I finally went food shopping yesterday and also got rid of the dreaded flu!! I wanted something to wake my tastebuds up so I made this spicy dish full of flavour, colour and textures!
– 1 onion (thinly sliced)
– 5 cloves of garlic
– 2 chunky slices of ginger
– 1 small packet of fishballs (sliced)
– Ready fried tofu (thinly sliced)
– 1 Carrot (cut into long thin slices)
– half a sweet red Italian pepper (cut into long thin slices)
– Sugar snap peas
– Cilantro (chopped)
– Fish sauce
– Sriracha sauce
– Sunflower oil or vegetable oil
– Sesame oil
– Roasted peanuts (coarsely chopped)
– Glass noodles or bean thread noodles (quantity…up to you)
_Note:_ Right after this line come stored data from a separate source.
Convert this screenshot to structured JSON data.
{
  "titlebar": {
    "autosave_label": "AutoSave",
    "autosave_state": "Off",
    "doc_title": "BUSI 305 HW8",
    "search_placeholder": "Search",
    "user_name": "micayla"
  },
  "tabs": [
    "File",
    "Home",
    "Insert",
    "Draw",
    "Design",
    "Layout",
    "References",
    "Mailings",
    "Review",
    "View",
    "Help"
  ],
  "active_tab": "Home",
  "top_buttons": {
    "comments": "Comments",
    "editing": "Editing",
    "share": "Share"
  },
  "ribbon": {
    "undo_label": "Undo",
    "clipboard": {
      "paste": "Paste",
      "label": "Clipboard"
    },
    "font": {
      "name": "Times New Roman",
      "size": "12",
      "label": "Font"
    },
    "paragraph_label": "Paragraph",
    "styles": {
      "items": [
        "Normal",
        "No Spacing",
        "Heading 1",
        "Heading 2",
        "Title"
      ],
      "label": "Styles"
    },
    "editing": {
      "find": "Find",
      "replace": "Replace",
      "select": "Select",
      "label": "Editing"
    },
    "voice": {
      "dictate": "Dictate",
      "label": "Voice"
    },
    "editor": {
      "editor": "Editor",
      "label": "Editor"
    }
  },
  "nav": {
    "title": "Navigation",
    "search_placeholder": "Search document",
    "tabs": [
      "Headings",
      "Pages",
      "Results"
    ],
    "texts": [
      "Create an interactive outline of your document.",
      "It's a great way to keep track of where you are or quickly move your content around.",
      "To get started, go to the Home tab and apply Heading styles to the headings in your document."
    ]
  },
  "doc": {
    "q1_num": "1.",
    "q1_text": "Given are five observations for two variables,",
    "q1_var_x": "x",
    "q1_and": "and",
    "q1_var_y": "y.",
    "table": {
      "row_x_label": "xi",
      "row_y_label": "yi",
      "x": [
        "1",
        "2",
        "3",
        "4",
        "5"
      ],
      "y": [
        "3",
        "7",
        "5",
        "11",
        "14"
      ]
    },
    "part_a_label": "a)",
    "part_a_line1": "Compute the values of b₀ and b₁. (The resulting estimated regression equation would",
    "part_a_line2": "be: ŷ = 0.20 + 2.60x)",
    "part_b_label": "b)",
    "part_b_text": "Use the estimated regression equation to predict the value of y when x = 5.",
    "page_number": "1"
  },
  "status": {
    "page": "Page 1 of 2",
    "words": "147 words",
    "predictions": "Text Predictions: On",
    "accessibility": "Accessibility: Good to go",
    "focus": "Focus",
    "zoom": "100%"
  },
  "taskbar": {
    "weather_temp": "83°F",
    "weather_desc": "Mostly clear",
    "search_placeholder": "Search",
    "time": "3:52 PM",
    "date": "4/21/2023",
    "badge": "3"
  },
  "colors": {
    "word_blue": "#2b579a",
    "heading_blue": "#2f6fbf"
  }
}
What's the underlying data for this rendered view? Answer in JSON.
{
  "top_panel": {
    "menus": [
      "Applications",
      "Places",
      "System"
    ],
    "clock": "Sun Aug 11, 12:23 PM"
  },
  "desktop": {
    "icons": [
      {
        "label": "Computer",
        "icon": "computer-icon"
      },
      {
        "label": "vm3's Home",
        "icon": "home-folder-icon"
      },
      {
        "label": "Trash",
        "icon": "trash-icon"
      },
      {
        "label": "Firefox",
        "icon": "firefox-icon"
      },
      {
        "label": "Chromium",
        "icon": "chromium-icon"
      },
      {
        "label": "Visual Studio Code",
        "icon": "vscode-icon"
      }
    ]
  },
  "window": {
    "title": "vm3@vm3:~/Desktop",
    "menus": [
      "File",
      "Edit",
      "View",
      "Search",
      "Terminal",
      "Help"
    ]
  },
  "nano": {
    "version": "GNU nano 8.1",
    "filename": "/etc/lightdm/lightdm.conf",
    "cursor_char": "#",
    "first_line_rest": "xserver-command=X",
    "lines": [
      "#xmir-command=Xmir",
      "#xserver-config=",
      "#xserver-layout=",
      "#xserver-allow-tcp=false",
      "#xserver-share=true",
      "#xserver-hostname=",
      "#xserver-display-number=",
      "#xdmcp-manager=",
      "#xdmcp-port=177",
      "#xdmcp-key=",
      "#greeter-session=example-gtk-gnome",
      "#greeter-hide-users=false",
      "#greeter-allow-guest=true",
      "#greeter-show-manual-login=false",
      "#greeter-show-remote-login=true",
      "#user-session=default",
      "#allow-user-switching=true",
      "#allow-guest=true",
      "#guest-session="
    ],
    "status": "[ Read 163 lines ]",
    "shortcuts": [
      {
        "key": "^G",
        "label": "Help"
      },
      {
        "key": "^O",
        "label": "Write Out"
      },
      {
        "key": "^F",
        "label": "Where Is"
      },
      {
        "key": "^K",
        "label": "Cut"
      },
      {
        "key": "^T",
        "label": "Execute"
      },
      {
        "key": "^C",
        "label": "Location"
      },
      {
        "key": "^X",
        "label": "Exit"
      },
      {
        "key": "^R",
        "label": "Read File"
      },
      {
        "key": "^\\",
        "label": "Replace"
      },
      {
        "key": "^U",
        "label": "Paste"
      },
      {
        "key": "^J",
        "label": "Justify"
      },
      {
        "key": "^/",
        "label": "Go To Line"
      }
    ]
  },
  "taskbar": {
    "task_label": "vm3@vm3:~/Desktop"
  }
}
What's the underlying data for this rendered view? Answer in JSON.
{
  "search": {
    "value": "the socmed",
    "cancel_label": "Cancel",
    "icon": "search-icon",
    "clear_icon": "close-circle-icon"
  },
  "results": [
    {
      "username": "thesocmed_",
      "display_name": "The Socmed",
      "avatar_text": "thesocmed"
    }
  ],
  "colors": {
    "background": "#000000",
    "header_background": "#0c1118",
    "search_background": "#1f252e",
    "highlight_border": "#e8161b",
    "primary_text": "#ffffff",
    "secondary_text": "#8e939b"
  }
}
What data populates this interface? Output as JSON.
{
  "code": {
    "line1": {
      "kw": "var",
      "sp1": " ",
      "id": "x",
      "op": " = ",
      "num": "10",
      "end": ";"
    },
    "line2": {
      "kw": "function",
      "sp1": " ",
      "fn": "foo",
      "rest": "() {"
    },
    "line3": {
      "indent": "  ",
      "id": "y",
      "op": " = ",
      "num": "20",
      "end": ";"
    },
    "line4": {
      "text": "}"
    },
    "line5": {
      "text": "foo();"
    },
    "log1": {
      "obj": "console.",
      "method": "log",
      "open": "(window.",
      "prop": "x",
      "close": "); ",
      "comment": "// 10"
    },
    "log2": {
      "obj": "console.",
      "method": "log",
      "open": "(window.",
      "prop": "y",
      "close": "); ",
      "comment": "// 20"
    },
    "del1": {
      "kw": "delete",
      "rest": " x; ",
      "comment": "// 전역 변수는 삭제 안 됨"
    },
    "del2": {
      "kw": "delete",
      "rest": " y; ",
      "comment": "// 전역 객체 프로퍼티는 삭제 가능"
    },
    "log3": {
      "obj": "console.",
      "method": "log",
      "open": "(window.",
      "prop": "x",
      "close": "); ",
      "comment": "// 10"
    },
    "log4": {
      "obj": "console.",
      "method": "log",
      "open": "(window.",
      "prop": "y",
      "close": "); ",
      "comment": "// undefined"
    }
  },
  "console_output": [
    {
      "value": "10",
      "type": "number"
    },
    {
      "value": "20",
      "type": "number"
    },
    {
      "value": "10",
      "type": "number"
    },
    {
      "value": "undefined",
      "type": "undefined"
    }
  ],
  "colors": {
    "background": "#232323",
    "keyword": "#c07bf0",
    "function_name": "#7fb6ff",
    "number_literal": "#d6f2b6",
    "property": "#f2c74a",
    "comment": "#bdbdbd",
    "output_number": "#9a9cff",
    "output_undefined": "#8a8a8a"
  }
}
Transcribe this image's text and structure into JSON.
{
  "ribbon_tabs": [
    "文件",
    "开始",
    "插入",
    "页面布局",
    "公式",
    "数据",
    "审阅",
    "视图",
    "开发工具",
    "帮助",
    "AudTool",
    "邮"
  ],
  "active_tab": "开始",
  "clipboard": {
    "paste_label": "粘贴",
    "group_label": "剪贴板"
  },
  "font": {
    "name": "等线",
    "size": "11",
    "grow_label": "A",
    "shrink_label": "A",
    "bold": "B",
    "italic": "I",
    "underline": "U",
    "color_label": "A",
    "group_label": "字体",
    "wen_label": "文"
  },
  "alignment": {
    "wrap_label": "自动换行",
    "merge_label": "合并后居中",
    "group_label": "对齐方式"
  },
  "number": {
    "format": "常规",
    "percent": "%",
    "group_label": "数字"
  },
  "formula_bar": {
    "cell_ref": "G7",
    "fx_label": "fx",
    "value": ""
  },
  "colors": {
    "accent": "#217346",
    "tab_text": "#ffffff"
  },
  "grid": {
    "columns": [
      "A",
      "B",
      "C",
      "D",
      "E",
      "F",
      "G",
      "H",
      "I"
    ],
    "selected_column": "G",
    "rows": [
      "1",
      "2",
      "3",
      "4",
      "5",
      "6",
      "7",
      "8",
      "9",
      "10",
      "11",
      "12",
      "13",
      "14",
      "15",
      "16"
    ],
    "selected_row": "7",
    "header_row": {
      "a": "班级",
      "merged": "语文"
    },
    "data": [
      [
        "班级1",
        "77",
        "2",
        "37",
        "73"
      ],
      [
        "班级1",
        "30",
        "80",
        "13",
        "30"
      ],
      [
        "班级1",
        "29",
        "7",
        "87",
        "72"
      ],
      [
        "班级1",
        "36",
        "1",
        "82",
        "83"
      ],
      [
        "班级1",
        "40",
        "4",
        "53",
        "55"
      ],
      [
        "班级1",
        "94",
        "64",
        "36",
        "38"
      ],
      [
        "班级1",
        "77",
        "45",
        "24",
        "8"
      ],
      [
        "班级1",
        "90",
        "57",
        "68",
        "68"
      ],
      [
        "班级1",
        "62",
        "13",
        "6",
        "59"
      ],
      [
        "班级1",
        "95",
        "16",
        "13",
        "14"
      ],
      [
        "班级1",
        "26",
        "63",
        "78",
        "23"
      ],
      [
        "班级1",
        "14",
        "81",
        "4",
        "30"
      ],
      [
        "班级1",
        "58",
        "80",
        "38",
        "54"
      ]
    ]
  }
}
– course ground black pepper
2. Boil water in a saucepan and drop the noodles, leave to boil for 6 to 8 minutes or until glassy. Once cooked, drain and put to the side.
3. Heat 2 tablespoons of sunflower oil and 1 tablespoon of sesame oil in a wok.
4. Throw in the sliced onions, sweat for 5 mins and add the minced garlic & ginger. Fry this for 3 minutes.
5. Add the tofu and fishballs to the mixture and continue frying this for 5 minutes.
6. Add in a few dashes of the fish sauce and the Sriracha hot sauce according to taste and continue to stir.
7. Lower the heat and throw in the noodles and be sure they are evenly covered with the mixture. Add some water to keep the noodles moist.
8. Take the wok off the heat and add the vegetables, cilantro and roasted peanuts. You want the vegetables to still be raw and crunchy when served so you get the feel of the different textures in the dish.
Note: I did not use any salt in this dish as the fish sauce is another substitute for salt in my Asian dishes.